Noisey was able to get a couple of quick questions in with guitarist David Cisco in preparation for the June 3 release date of Still They Pray through Relapse Records. Listen to the stream below and read on.
Noisey: Still They Pray is by far the most ambitious and diverse record you've released so far. To what do you attribute this new expansion?
David Cisco: A benefit of waiting six years between albums is that we had a large amount of riffs and song material to choose from. We intentionally chose songs that both work to unify the album but also kept the album interesting as you move through it.
How have the last few years treated the band?
A lot has changed since then. We're slightly more mentally balanced now...slightly. We've always drawn inspiration from the shit life throws at us. Without getting into too much detail the themes of life and death weave through this record pretty substantially.
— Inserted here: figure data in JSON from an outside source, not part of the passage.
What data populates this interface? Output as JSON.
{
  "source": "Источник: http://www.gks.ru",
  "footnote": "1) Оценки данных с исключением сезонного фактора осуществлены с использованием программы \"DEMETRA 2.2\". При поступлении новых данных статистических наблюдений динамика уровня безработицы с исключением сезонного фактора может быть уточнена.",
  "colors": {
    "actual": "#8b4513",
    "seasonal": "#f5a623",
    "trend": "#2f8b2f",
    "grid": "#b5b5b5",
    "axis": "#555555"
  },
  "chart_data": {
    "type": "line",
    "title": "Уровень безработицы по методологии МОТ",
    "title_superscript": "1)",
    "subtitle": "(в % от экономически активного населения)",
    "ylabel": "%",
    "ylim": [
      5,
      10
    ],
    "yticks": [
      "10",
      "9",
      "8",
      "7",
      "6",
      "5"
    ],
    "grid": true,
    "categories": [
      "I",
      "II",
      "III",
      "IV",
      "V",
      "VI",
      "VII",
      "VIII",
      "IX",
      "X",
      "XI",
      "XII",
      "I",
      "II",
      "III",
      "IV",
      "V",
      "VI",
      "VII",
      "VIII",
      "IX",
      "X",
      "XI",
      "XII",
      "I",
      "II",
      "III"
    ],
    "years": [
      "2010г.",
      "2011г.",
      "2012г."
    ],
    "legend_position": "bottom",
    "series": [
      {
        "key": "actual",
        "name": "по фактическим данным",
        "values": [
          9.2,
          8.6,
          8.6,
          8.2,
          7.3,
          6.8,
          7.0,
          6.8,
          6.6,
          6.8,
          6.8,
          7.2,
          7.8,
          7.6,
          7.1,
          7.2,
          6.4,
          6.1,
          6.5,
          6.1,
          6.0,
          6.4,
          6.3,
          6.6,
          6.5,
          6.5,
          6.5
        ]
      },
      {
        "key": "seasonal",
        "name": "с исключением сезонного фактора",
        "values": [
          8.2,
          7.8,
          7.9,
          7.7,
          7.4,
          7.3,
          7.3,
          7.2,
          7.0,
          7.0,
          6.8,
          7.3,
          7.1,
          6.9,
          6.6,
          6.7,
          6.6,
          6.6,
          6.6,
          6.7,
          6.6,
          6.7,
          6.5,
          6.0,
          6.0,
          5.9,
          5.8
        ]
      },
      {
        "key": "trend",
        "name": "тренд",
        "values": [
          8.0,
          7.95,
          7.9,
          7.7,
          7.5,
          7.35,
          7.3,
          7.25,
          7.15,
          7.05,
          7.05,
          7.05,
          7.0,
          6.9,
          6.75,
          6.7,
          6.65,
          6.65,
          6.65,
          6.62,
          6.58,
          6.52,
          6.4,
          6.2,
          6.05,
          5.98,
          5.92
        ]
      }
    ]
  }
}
You managed to snag the mighty Jus Oborn to record and produce Still They Pray. How was the recording process? How do you feel he impacted the record's overall sound?
Recording with Jus was extremely easy. Our visions for this record came together perfectly seeing eye to eye through the entire process. The album has a certain cosmic undertone that developed over the course of the recording. I think it's something that just happened naturally.
In the lyrics and song titles on this record, the word "torture" comes up multiple times. Is there an intended recurring theme here?
“Masters of Torture” was a song written years ago inspired by a few days spent in jail during our first full US tour. Torture in itself isn't the theme but more like a piece of the overall concept. The album title/concept is both hopeful and hopeless depending on how you interpret it. Defining it would be boring.